Une politique de santé durable ne peut se penser uniquement en grammes de CO₂ économisés. Elle doit intégrer toutes ces dimensions – visibles, invisibles, quantifiables ou non – dans une vision élargie de ce que signifie « prendre soin ».
L’éco-conception des soins ne suffit pas : place à l’éco-conception des parcours de santé
Aujourd’hui, les politiques de décarbonation dans le secteur de la santé se concentrent très logiquement sur les médicaments et dispositifs médicaux. Cette approche, compréhensible car appuyée sur des données mesurables, donne lieu à des estimations selon lesquelles plus de 50 % des émissions de CO₂ du secteur seraient liées à ces produits. Mais cette lecture, bien qu’utile, mérite d’être complétée, car elle omet une part majeure des impacts réels.
Prenons un exemple concret : celui d’un patient atteint d’un cancer. La chimiothérapie qu’il reçoit, bien que cruciale, ne représente qu’une fraction de l’empreinte écologique de son parcours. À cela s’ajoutent :
- des centaines de kilomètres parcourus en voiture pour se rendre à l’hôpital,
- des molécules cytotoxiques éliminées dans les urines, parfois non traitées par les stations d’épuration,
- des accompagnants, souvent en double déplacement,
- et bien souvent, un isolement géographique qui complique encore l’équation.
Autre exemple : la dialyse.

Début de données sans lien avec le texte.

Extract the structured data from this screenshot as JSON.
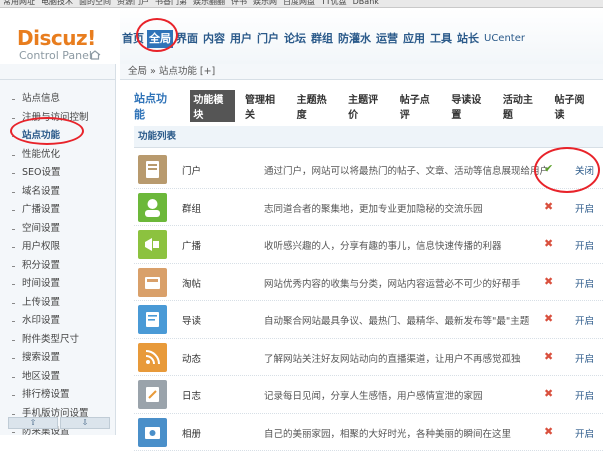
{
  "bookmarks": [
    "常用网址",
    "电脑技术",
    "面的空间",
    "资源门户",
    "书香门第",
    "娱乐翻翻",
    "评书",
    "娱乐网",
    "百度网盘",
    "TT优盘",
    "DBank"
  ],
  "logo": {
    "title": "Discuz!",
    "subtitle": "Control Panel"
  },
  "topnav": {
    "tabs": [
      {
        "label": "首页",
        "active": false
      },
      {
        "label": "全局",
        "active": true
      },
      {
        "label": "界面",
        "active": false
      },
      {
        "label": "内容",
        "active": false
      },
      {
        "label": "用户",
        "active": false
      },
      {
        "label": "门户",
        "active": false
      },
      {
        "label": "论坛",
        "active": false
      },
      {
        "label": "群组",
        "active": false
      },
      {
        "label": "防灌水",
        "active": false
      },
      {
        "label": "运营",
        "active": false
      },
      {
        "label": "应用",
        "active": false
      },
      {
        "label": "工具",
        "active": false
      },
      {
        "label": "站长",
        "active": false
      },
      {
        "label": "UCenter",
        "active": false
      }
    ]
  },
  "breadcrumb": "全局 » 站点功能 [+]",
  "sidebar": {
    "items": [
      {
        "label": "站点信息",
        "active": false
      },
      {
        "label": "注册与访问控制",
        "active": false
      },
      {
        "label": "站点功能",
        "active": true
      },
      {
        "label": "性能优化",
        "active": false
      },
      {
        "label": "SEO设置",
        "active": false
      },
      {
        "label": "域名设置",
        "active": false
      },
      {
        "label": "广播设置",
        "active": false
      },
      {
        "label": "空间设置",
        "active": false
      },
      {
        "label": "用户权限",
        "active": false
      },
      {
        "label": "积分设置",
        "active": false
      },
      {
        "label": "时间设置",
        "active": false
      },
      {
        "label": "上传设置",
        "active": false
      },
      {
        "label": "水印设置",
        "active": false
      },
      {
        "label": "附件类型尺寸",
        "active": false
      },
      {
        "label": "搜索设置",
        "active": false
      },
      {
        "label": "地区设置",
        "active": false
      },
      {
        "label": "排行榜设置",
        "active": false
      },
      {
        "label": "手机版访问设置",
        "active": false
      },
      {
        "label": "防采集设置",
        "active": false
      }
    ],
    "scroll_up": "⇧",
    "scroll_down": "⇩"
  },
  "main": {
    "title": "站点功能",
    "subtabs": [
      {
        "label": "功能模块",
        "active": true
      },
      {
        "label": "管理相关",
        "active": false
      },
      {
        "label": "主题热度",
        "active": false
      },
      {
        "label": "主题评价",
        "active": false
      },
      {
        "label": "帖子点评",
        "active": false
      },
      {
        "label": "导读设置",
        "active": false
      },
      {
        "label": "活动主题",
        "active": false
      },
      {
        "label": "帖子阅读",
        "active": false
      }
    ],
    "list_header": "功能列表",
    "rows": [
      {
        "name": "门户",
        "desc": "通过门户，网站可以将最热门的帖子、文章、活动等信息展现给用户",
        "enabled": true,
        "status_icon": "check-icon",
        "action": "关闭",
        "icon": "portal-icon",
        "color": "#b89a6e"
      },
      {
        "name": "群组",
        "desc": "志同道合者的聚集地，更加专业更加隐秘的交流乐园",
        "enabled": false,
        "status_icon": "cross-icon",
        "action": "开启",
        "icon": "group-icon",
        "color": "#6cb83a"
      },
      {
        "name": "广播",
        "desc": "收听感兴趣的人，分享有趣的事儿，信息快速传播的利器",
        "enabled": false,
        "status_icon": "cross-icon",
        "action": "开启",
        "icon": "broadcast-icon",
        "color": "#8cc23f"
      },
      {
        "name": "淘帖",
        "desc": "网站优秀内容的收集与分类，网站内容运营必不可少的好帮手",
        "enabled": false,
        "status_icon": "cross-icon",
        "action": "开启",
        "icon": "collection-icon",
        "color": "#d9a06a"
      },
      {
        "name": "导读",
        "desc": "自动聚合网站最具争议、最热门、最精华、最新发布等\"最\"主题",
        "enabled": false,
        "status_icon": "cross-icon",
        "action": "开启",
        "icon": "guide-icon",
        "color": "#4a9ad6"
      },
      {
        "name": "动态",
        "desc": "了解网站关注好友网站动向的直播渠道，让用户不再感觉孤独",
        "enabled": false,
        "status_icon": "cross-icon",
        "action": "开启",
        "icon": "feed-icon",
        "color": "#e89a3a"
      },
      {
        "name": "日志",
        "desc": "记录每日见闻，分享人生感悟，用户感情宣泄的家园",
        "enabled": false,
        "status_icon": "cross-icon",
        "action": "开启",
        "icon": "blog-icon",
        "color": "#9aa3ab"
      },
      {
        "name": "相册",
        "desc": "自己的美丽家园，相聚的大好时光，各种美丽的瞬间在这里",
        "enabled": false,
        "status_icon": "cross-icon",
        "action": "开启",
        "icon": "album-icon",
        "color": "#4a8fc9"
      }
    ]
  },
  "annotations": [
    "red-circle-global-tab",
    "red-circle-site-function",
    "red-circle-portal-status"
  ],
  "colors": {
    "accent": "#2f73b8",
    "brand": "#e87d1e",
    "annotation": "#e8232a"
  }
}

Ce traitement chronique génère un volume considérable d’eaux usées, des déchets médicaux, et surtout une répétition de trajets quotidiens, parfois sur de longues distances.
Enfin, pensons à ces consultations hebdomadaires chez un professionnel de santé situé à plus de 100 km du domicile du patient : en un an, le seul transport peut représenter plusieurs centaines de kilos de CO₂.
Ces impacts ne figurent dans aucun bilan carbone sectoriel. Ils ne sont pas inclus dans les fameux 8 %, et ne sont pas attribués au système de santé mais à la sphère des mobilités ou des usages individuels.
Pourtant, ils font pleinement partie du parcours de soin réel. Et ce sont bien les choix organisationnels, les modalités d’accès aux soins, la structuration des territoires médicaux et les logiques de remboursement qui les conditionnent.
Repenser les politiques de santé à l’aune des parcours
La transition écologique de la santé ne pourra se faire sans une refonte en profondeur de notre façon d’aborder les parcours de soins. Cela signifie :
- intégrer les mobilités dans les calculs d’impact,
- privilégier les approches de proximité, la télémédecine raisonnée, les réseaux territoriaux de santé,
- évaluer les conséquences indirectes de chaque stratégie de prise en charge.
Il ne s’agit pas de faire reposer la responsabilité sur les patients, ni de pointer du doigt les industriels. Mais de poser un nouveau cadre de réflexion, dans lequel l’impact global – et non seulement l’empreinte carbone des objets de soin – devient le référentiel central.
Soigner autrement, c’est aussi penser autrement
Nous avons franchi une première étape importante en identifiant l’empreinte carbone de la santé. Il est désormais temps de franchir la seconde : comprendre que soigner, c’est un tout. Ce sont des lieux, des flux, des personnes, des temporalités, des produits, des environnements.
La vraie éco-conception ne peut porter uniquement sur les soins. Elle doit englober les parcours de santé dans leur ensemble, car c’est là que réside l’essentiel des impacts… et donc des leviers d’action.
Jusqu’en 2030, et bien au-delà, c’est sur cette vision holistique que devront se fonder les politiques de santé durables. Pour que l’acte de soigner cesse de nuire, et commence à guérir aussi… la planète.